1- Allusion au manifeste des 363. La déclaration est dressée le 18 mai 1877 par les députés républicains au président de la République Patrice de Mac Mahon, qui lui exprime leur opposition à la politique qu’il mène et à l’instauration du monarchiste duc de Broglie à la présidence du Conseil, alors même que la majorité de la Chambre est républicaine. Le texte qui a été rédigé par un ami de Gambetta, Eugène Spuller, reçoit trois cent soixante-trois signatures.
Menacé en 1871 pour avoir appartenu à la minorité au conseil de la Commune (opposée à la dictature d’un comité de Salut public), Vallès prend la fuite vers Lausanne. Il est ensuite condamné à la peine de mort par contumace le par le 6ᵉ conseil de guerre. Ayant trouvé refuge à Londres depuis 1875, le journaliste-communard commence à cette époque la rédaction du premier volume de sa trilogie Jacques Vingtras : L’Enfant.
À mi-chemin entre un roman autobiographique et social, Jacques Vingrat est « histoire d’une génération sacrifiée, vaincue en juin , humiliée le 2 décembre 1851 puis écrasée en mai 1871 [semaine sanglante] ». Contournant la censure et s’inventant un double, Vallès créé un roman original et polémique.
L’enfant paraît pour la première fois en feuilletons dans le quotidien Le Siècle du 28 juin au 5 août 1878 sous le pseudonyme La Chaussade. Les démarches de Vallès auprès de Georges Charpentier porteront leurs fruits puisque l’éditeur fait paraître cette première partie en volume en 1879. Suivront les deux autres tomes de la trilogie : Le Bachelier (publié sous le titre Mémoires d’un révolté) et L’Insurgé, également publiés par Charpentier respectivement en 1881 et 1886 (à titre posthume).

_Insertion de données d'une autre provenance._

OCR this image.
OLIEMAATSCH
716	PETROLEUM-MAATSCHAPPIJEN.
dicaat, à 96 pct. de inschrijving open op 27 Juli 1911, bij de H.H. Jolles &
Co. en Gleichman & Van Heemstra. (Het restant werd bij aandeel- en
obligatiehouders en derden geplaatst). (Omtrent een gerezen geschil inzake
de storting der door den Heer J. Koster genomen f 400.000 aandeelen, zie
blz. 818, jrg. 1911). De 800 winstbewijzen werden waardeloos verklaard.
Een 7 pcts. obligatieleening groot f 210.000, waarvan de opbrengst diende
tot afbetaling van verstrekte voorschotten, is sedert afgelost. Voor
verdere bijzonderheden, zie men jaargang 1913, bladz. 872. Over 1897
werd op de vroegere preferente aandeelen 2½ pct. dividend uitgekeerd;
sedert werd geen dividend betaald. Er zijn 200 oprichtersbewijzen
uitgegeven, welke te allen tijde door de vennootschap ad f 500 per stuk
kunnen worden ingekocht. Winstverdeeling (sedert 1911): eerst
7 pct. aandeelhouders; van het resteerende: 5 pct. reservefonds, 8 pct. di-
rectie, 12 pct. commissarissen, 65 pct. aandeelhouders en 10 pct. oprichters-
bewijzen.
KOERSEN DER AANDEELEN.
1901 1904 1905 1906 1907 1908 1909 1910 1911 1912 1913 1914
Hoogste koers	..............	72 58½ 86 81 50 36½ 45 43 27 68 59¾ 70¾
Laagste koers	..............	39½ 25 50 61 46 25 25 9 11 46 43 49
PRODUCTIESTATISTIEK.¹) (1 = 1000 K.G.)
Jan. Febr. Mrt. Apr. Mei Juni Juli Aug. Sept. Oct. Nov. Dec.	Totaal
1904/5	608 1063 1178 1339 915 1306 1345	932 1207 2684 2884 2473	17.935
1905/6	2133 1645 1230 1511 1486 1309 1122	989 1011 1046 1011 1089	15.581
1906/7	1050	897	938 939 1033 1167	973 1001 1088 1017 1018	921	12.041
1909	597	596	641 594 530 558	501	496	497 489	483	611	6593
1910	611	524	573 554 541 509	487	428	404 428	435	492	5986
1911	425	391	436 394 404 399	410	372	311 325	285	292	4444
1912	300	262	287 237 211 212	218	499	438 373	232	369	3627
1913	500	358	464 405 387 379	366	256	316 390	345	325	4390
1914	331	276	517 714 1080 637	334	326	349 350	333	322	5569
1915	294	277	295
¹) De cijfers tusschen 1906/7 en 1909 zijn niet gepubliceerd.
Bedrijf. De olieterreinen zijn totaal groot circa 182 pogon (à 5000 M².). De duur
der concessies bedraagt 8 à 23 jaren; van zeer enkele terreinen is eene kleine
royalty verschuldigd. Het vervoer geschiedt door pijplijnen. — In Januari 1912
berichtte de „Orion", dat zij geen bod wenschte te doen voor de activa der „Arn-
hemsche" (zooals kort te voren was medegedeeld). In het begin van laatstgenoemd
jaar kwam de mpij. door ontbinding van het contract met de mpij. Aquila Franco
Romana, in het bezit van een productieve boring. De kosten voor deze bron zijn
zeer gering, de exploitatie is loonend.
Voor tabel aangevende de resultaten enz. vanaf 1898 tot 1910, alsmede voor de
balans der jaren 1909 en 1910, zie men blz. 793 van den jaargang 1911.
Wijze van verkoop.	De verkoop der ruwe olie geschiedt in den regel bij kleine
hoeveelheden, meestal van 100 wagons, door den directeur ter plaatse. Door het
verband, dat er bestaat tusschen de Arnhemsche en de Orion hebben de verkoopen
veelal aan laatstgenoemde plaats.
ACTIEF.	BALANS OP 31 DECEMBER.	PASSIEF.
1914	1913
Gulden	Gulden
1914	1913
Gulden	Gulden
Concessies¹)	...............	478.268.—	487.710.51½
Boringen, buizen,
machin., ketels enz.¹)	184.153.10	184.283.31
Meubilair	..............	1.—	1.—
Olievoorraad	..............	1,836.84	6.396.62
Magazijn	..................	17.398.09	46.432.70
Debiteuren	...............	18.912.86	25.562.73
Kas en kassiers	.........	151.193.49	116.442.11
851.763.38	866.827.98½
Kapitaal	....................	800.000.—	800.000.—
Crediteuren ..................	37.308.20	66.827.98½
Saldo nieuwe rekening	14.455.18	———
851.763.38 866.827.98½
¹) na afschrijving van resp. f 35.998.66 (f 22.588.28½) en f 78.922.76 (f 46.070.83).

Le journaliste proscrit va trouver auprès d’Aurélien Scholl une aide précieuse pendant ses douloureuses années d’exil. Rencontrés dans les bureaux du journal La Nymphe autour de 1854 les deux hommes appartiennent à la même génération, les Quarante-huitard. À cette époque, Scholl est déjà un journaliste connu, apprécié pour sa plume souvent ironique. Ils fréquentent les même cafés, publiciste, artistes et caricaturistes de l’époque : Courbet, Daudet, Carjat etc. Il font ensemble leurs armes au Figaro et ne se quittent plus, jusqu’à la défait sanglante de la Commune de Paris.
Dans l’édition 1970 des EFR/Livre club Diderot une lettre adressée à Hector Malot en date du 6 novembre 1877 évoque notre lettre : « J’ai écrit après votre lettre à Scholl qui avait offert mon volume la Rue à Londres à Dreyfous, lequel s’est offert à la publier à la première éclaircie…» Maurice Dreyfous, essayiste éditeur, repreneur de la maison Charpentier, et ami de T. Gautier.
Provenance :
Collection particulière
Les Lettres à Aurélien Scholl sont publiées par le journal L’Echo de Paris du 17 au 26 février 1885 ainsi que dans Le Mercure de France – éd. J. Thiercelin, 1938.
Cette lettre, demeurée inédite, n’y figure pas.